Avril 2020
Gros volume que j’ai eu le bonheur d’acheter à une braderie. Saga familiale épique et imposante. Drame capitaliste. Élégie urbaine. Derrière les faits divers, en filigrane, le récit d’une maladie collective qui assiège petit à petit les âmes pour les empoisonner de l’absinthe du doute, de la folie, de la fourberie.

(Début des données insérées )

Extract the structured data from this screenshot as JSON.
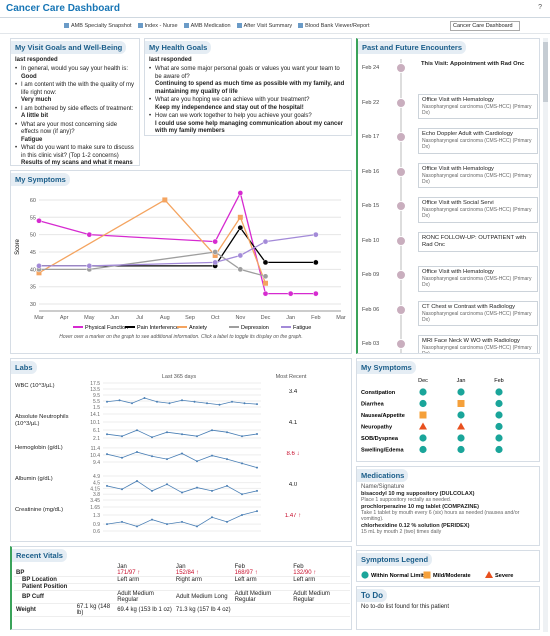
{
  "header": {
    "title": "Cancer Care Dashboard",
    "help": "?"
  },
  "toolbar": {
    "items": [
      "AMB Specialty Snapshot",
      "Index - Nurse",
      "AMB Medication",
      "After Visit Summary",
      "Blood Bank Viewer/Report"
    ],
    "search": "Cancer Care Dashboard"
  },
  "visit_goals": {
    "title": "My Visit Goals and Well-Being",
    "status": "last responded",
    "items": [
      {
        "q": "In general, would you say your health is:",
        "a": "Good"
      },
      {
        "q": "I am content with the with the quality of my life right now:",
        "a": "Very much"
      },
      {
        "q": "I am bothered by side effects of treatment:",
        "a": "A little bit"
      },
      {
        "q": "What are your most concerning side effects now (if any)?",
        "a": "Fatigue"
      },
      {
        "q": "What do you want to make sure to discuss in this clinic visit? (Top 1-2 concerns)",
        "a": "Results of my scans and what it means moving forward"
      }
    ]
  },
  "health_goals": {
    "title": "My Health Goals",
    "status": "last responded",
    "items": [
      {
        "q": "What are some major personal goals or values you want your team to be aware of?",
        "a": "Continuing to spend as much time as possible with my family, and maintaining my quality of life"
      },
      {
        "q": "What are you hoping we can achieve with your treatment?",
        "a": "Keep my independence and stay out of the hospital!"
      },
      {
        "q": "How can we work together to help you achieve your goals?",
        "a": "I could use some help managing communication about my cancer with my family members"
      }
    ]
  },
  "encounters": {
    "title": "Past and Future Encounters",
    "items": [
      {
        "date": "Feb 24",
        "text": "This Visit: Appointment with Rad Onc"
      },
      {
        "date": "Feb 22",
        "text": "Office Visit with Hematology",
        "sub": "Nasopharyngeal carcinoma (CMS-HCC) (Primary Dx)"
      },
      {
        "date": "Feb 17",
        "text": "Echo Doppler Adult with Cardiology",
        "sub": "Nasopharyngeal carcinoma (CMS-HCC) (Primary Dx)"
      },
      {
        "date": "Feb 16",
        "text": "Office Visit with Hematology",
        "sub": "Nasopharyngeal carcinoma (CMS-HCC) (Primary Dx)"
      },
      {
        "date": "Feb 15",
        "text": "Office Visit with Social Servi",
        "sub": "Nasopharyngeal carcinoma (CMS-HCC) (Primary Dx)"
      },
      {
        "date": "Feb 10",
        "text": "RONC FOLLOW-UP: OUTPATIENT with Rad Onc"
      },
      {
        "date": "Feb 09",
        "text": "Office Visit with Hematology",
        "sub": "Nasopharyngeal carcinoma (CMS-HCC) (Primary Dx)"
      },
      {
        "date": "Feb 06",
        "text": "CT Chest w Contrast with Radiology",
        "sub": "Nasopharyngeal carcinoma (CMS-HCC) (Primary Dx)"
      },
      {
        "date": "Feb 03",
        "text": "MRI Face Neck W WO with Radiology",
        "sub": "Nasopharyngeal carcinoma (CMS-HCC) (Primary Dx)"
      }
    ]
  },
  "chart_data": {
    "type": "line",
    "title": "My Symptoms",
    "y_label": "Score",
    "categories": [
      "Mar",
      "Apr",
      "May",
      "Jun",
      "Jul",
      "Aug",
      "Sep",
      "Oct",
      "Nov",
      "Dec",
      "Jan",
      "Feb",
      "Mar"
    ],
    "ylim": [
      28,
      62
    ],
    "yticks": [
      30,
      35,
      40,
      45,
      50,
      55,
      60
    ],
    "grid": true,
    "series": [
      {
        "name": "Physical Function",
        "color": "#d62ad0",
        "marker": "circle",
        "values": [
          54,
          null,
          50,
          null,
          null,
          null,
          null,
          48,
          62,
          33,
          33,
          33,
          null
        ]
      },
      {
        "name": "Pain Interference",
        "color": "#000000",
        "marker": "circle",
        "values": [
          41,
          null,
          41,
          null,
          null,
          null,
          null,
          41,
          52,
          42,
          null,
          42,
          null
        ]
      },
      {
        "name": "Anxiety",
        "color": "#f4a460",
        "marker": "square",
        "values": [
          39,
          null,
          null,
          null,
          null,
          60,
          null,
          44,
          55,
          36,
          null,
          null,
          null
        ]
      },
      {
        "name": "Depression",
        "color": "#9e9e9e",
        "marker": "circle",
        "values": [
          40,
          null,
          40,
          null,
          null,
          null,
          null,
          45,
          40,
          38,
          null,
          null,
          null
        ]
      },
      {
        "name": "Fatigue",
        "color": "#a38ad8",
        "marker": "circle",
        "values": [
          41,
          null,
          41,
          null,
          null,
          null,
          null,
          42,
          44,
          48,
          null,
          50,
          null
        ]
      }
    ],
    "note": "Hover over a marker on the graph to see additional information. Click a label to toggle its display on the graph."
  },
  "labs": {
    "title": "Labs",
    "period": "Last 365 days",
    "recent_header": "Most Recent",
    "rows": [
      {
        "name": "WBC (10^3/µL)",
        "ticks": [
          17.5,
          13.5,
          9.5,
          5.5,
          1.5
        ],
        "ylim": [
          1.5,
          17.5
        ],
        "values": [
          5,
          6,
          4,
          7.5,
          5,
          4,
          6,
          5,
          4,
          3,
          5,
          4,
          3.4
        ],
        "recent": "3.4"
      },
      {
        "name": "Absolute Neutrophils (10^3/µL)",
        "ticks": [
          14.1,
          10.1,
          6.1,
          2.1
        ],
        "ylim": [
          2.1,
          14.1
        ],
        "values": [
          4,
          3,
          6,
          2.5,
          5,
          4,
          3,
          6,
          5,
          3,
          4.1
        ],
        "recent": "4.1"
      },
      {
        "name": "Hemoglobin (g/dL)",
        "ticks": [
          11.4,
          10.4,
          9.4
        ],
        "ylim": [
          8.4,
          11.8
        ],
        "values": [
          10.5,
          10,
          10.8,
          10.2,
          9.8,
          10.6,
          9.5,
          10.3,
          9.8,
          9.2,
          8.6
        ],
        "recent": "8.6",
        "flag": "down"
      },
      {
        "name": "Albumin (g/dL)",
        "ticks": [
          4.9,
          4.5,
          4.15,
          3.8,
          3.45
        ],
        "ylim": [
          3.45,
          4.9
        ],
        "values": [
          4.3,
          4.1,
          4.6,
          4,
          4.4,
          3.9,
          4.2,
          4,
          4.3,
          3.8,
          4
        ],
        "recent": "4.0"
      },
      {
        "name": "Creatinine (mg/dL)",
        "ticks": [
          1.65,
          1.3,
          0.9,
          0.6
        ],
        "ylim": [
          0.6,
          1.65
        ],
        "values": [
          0.9,
          1,
          0.8,
          1.1,
          0.9,
          1,
          0.8,
          1.2,
          1,
          1.3,
          1.47
        ],
        "recent": "1.47",
        "flag": "up"
      }
    ],
    "line_color": "#4a7fb5"
  },
  "symptom_grid": {
    "title": "My Symptoms",
    "columns": [
      "Dec",
      "Jan",
      "Feb"
    ],
    "rows": [
      {
        "name": "Constipation",
        "status": [
          0,
          0,
          0
        ]
      },
      {
        "name": "Diarrhea",
        "status": [
          0,
          1,
          0
        ]
      },
      {
        "name": "Nausea/Appetite",
        "status": [
          1,
          0,
          0
        ]
      },
      {
        "name": "Neuropathy",
        "status": [
          2,
          2,
          0
        ]
      },
      {
        "name": "SOB/Dyspnea",
        "status": [
          0,
          0,
          0
        ]
      },
      {
        "name": "Swelling/Edema",
        "status": [
          0,
          0,
          0
        ]
      }
    ]
  },
  "medications": {
    "title": "Medications",
    "header": "Name/Signature",
    "items": [
      {
        "name": "bisacodyl 10 mg suppository (DULCOLAX)",
        "sig": "Place 1 suppository rectally as needed."
      },
      {
        "name": "prochlorperazine 10 mg tablet (COMPAZINE)",
        "sig": "Take 1 tablet by mouth every 6 (six) hours as needed (nausea and/or vomiting)."
      },
      {
        "name": "chlorhexidine 0.12 % solution (PERIDEX)",
        "sig": "15 mL by mouth 2 (two) times daily"
      }
    ]
  },
  "legend": {
    "title": "Symptoms Legend",
    "items": [
      {
        "label": "Within Normal Limits",
        "shape": "circle",
        "color": "#1aa59a"
      },
      {
        "label": "Mild/Moderate",
        "shape": "square",
        "color": "#f5a03a"
      },
      {
        "label": "Severe",
        "shape": "triangle",
        "color": "#e8501e"
      }
    ]
  },
  "todo": {
    "title": "To Do",
    "text": "No to-do list found for this patient"
  },
  "vitals": {
    "title": "Recent Vitals",
    "columns": [
      "Jan",
      "Jan",
      "Feb",
      "Feb"
    ],
    "rows": [
      {
        "label": "BP",
        "cells": [
          "171/97",
          "152/84",
          "168/97",
          "132/90"
        ],
        "flag": "up"
      },
      {
        "label": "BP Location",
        "cells": [
          "Left arm",
          "Right arm",
          "Left arm",
          "Left arm"
        ],
        "sub": true
      },
      {
        "label": "Patient Position",
        "cells": [
          null,
          null,
          null,
          null
        ],
        "sub": true
      },
      {
        "label": "BP Cuff",
        "cells": [
          "Adult Medium Regular",
          "Adult Medium Long",
          "Adult Medium Regular",
          "Adult Medium Regular"
        ],
        "sub": true
      },
      {
        "label": "Weight",
        "cells": [
          "67.1 kg (148 lb)",
          "69.4 kg (153 lb 1 oz)",
          "71.3 kg (157 lb 4 oz)",
          null
        ]
      }
    ]
  }
}
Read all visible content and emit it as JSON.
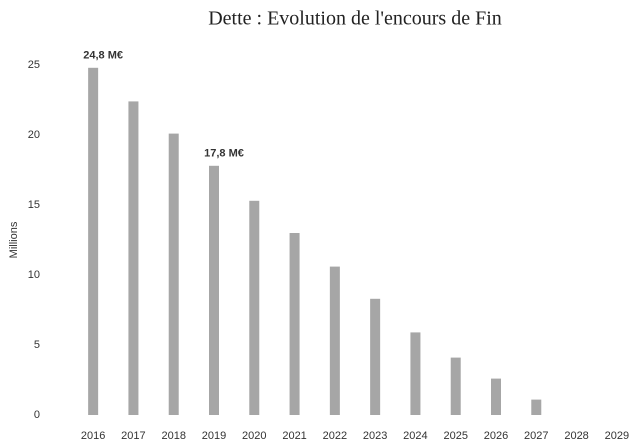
{
  "chart_data": {
    "type": "bar",
    "title": "Dette : Evolution de l'encours de Fin",
    "y_label": "Millions",
    "categories": [
      "2016",
      "2017",
      "2018",
      "2019",
      "2020",
      "2021",
      "2022",
      "2023",
      "2024",
      "2025",
      "2026",
      "2027",
      "2028",
      "2029"
    ],
    "values": [
      24.8,
      22.4,
      20.1,
      17.8,
      15.3,
      13.0,
      10.6,
      8.3,
      5.9,
      4.1,
      2.6,
      1.1,
      0,
      0
    ],
    "value_labels": [
      "24,8 M€",
      null,
      null,
      "17,8 M€",
      null,
      null,
      null,
      null,
      null,
      null,
      null,
      null,
      null,
      null
    ],
    "color": "#a6a6a6",
    "ylim": [
      0,
      25
    ],
    "yticks": [
      0,
      5,
      10,
      15,
      20,
      25
    ],
    "grid": false
  }
}
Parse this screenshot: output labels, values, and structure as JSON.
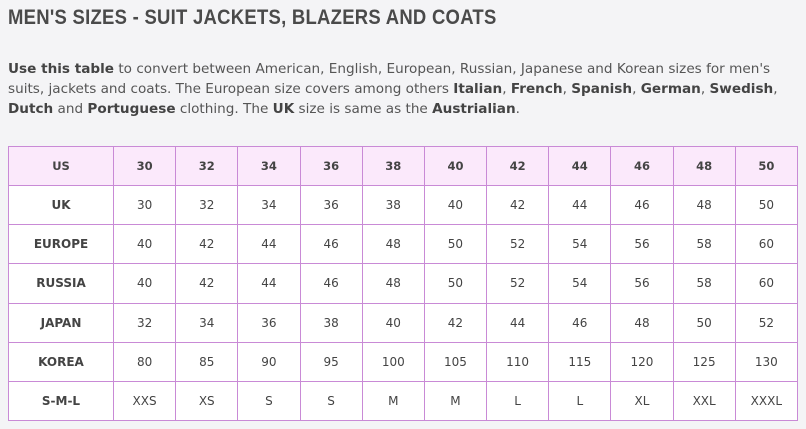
{
  "page": {
    "title": "MEN'S SIZES - SUIT JACKETS, BLAZERS AND COATS",
    "intro": [
      {
        "text": "Use this table",
        "bold": true
      },
      {
        "text": " to convert between American, English, European, Russian, Japanese and Korean sizes for men's suits, jackets and coats. The European size covers among others ",
        "bold": false
      },
      {
        "text": "Italian",
        "bold": true
      },
      {
        "text": ", ",
        "bold": false
      },
      {
        "text": "French",
        "bold": true
      },
      {
        "text": ", ",
        "bold": false
      },
      {
        "text": "Spanish",
        "bold": true
      },
      {
        "text": ", ",
        "bold": false
      },
      {
        "text": "German",
        "bold": true
      },
      {
        "text": ", ",
        "bold": false
      },
      {
        "text": "Swedish",
        "bold": true
      },
      {
        "text": ", ",
        "bold": false
      },
      {
        "text": "Dutch",
        "bold": true
      },
      {
        "text": " and ",
        "bold": false
      },
      {
        "text": "Portuguese",
        "bold": true
      },
      {
        "text": " clothing. The ",
        "bold": false
      },
      {
        "text": "UK",
        "bold": true
      },
      {
        "text": " size is same as the ",
        "bold": false
      },
      {
        "text": "Austrialian",
        "bold": true
      },
      {
        "text": ".",
        "bold": false
      }
    ]
  },
  "table": {
    "header": {
      "label": "US",
      "cells": [
        "30",
        "32",
        "34",
        "36",
        "38",
        "40",
        "42",
        "44",
        "46",
        "48",
        "50"
      ]
    },
    "rows": [
      {
        "label": "UK",
        "cells": [
          "30",
          "32",
          "34",
          "36",
          "38",
          "40",
          "42",
          "44",
          "46",
          "48",
          "50"
        ]
      },
      {
        "label": "EUROPE",
        "cells": [
          "40",
          "42",
          "44",
          "46",
          "48",
          "50",
          "52",
          "54",
          "56",
          "58",
          "60"
        ]
      },
      {
        "label": "RUSSIA",
        "cells": [
          "40",
          "42",
          "44",
          "46",
          "48",
          "50",
          "52",
          "54",
          "56",
          "58",
          "60"
        ]
      },
      {
        "label": "JAPAN",
        "cells": [
          "32",
          "34",
          "36",
          "38",
          "40",
          "42",
          "44",
          "46",
          "48",
          "50",
          "52"
        ]
      },
      {
        "label": "KOREA",
        "cells": [
          "80",
          "85",
          "90",
          "95",
          "100",
          "105",
          "110",
          "115",
          "120",
          "125",
          "130"
        ]
      },
      {
        "label": "S-M-L",
        "cells": [
          "XXS",
          "XS",
          "S",
          "S",
          "M",
          "M",
          "L",
          "L",
          "XL",
          "XXL",
          "XXXL"
        ]
      }
    ]
  },
  "colors": {
    "border": "#c98ad6",
    "header_bg": "#fbe9fb",
    "page_bg": "#f4f4f6"
  }
}
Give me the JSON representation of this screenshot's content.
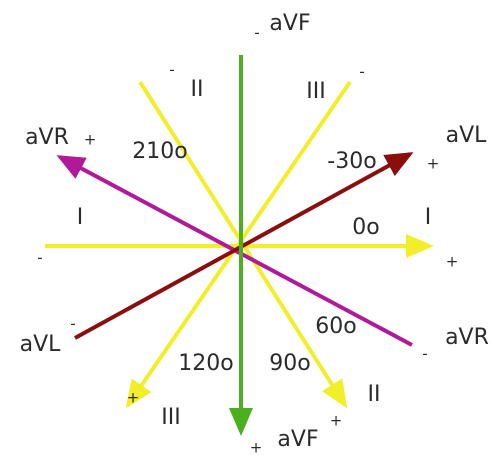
{
  "labels": [
    {
      "text": "aVF"
    },
    {
      "text": "-"
    },
    {
      "text": "II"
    },
    {
      "text": "-"
    },
    {
      "text": "III"
    },
    {
      "text": "-"
    },
    {
      "text": "aVR"
    },
    {
      "text": "+"
    },
    {
      "text": "210o"
    },
    {
      "text": "aVL"
    },
    {
      "text": "+"
    },
    {
      "text": "-30o"
    },
    {
      "text": "I"
    },
    {
      "text": "-"
    },
    {
      "text": "0o"
    },
    {
      "text": "I"
    },
    {
      "text": "+"
    },
    {
      "text": "aVL"
    },
    {
      "text": "-"
    },
    {
      "text": "60o"
    },
    {
      "text": "aVR"
    },
    {
      "text": "-"
    },
    {
      "text": "120o"
    },
    {
      "text": "90o"
    },
    {
      "text": "+"
    },
    {
      "text": "III"
    },
    {
      "text": "II"
    },
    {
      "text": "+"
    },
    {
      "text": "aVF"
    },
    {
      "text": "+"
    }
  ]
}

Les caractères que l’auteur dépeint oscillent sans répit entre le bon sens et la folie. Comme dans Le Matou, on n’est jamais sûr si les héros ne sont pas en train de perdre la raison. Des esprits malins ne cessent de taquiner leur esprit, leurs valeurs et leurs idées. Rien n’est définitif. Le sublime ne boude pas le vulgaire.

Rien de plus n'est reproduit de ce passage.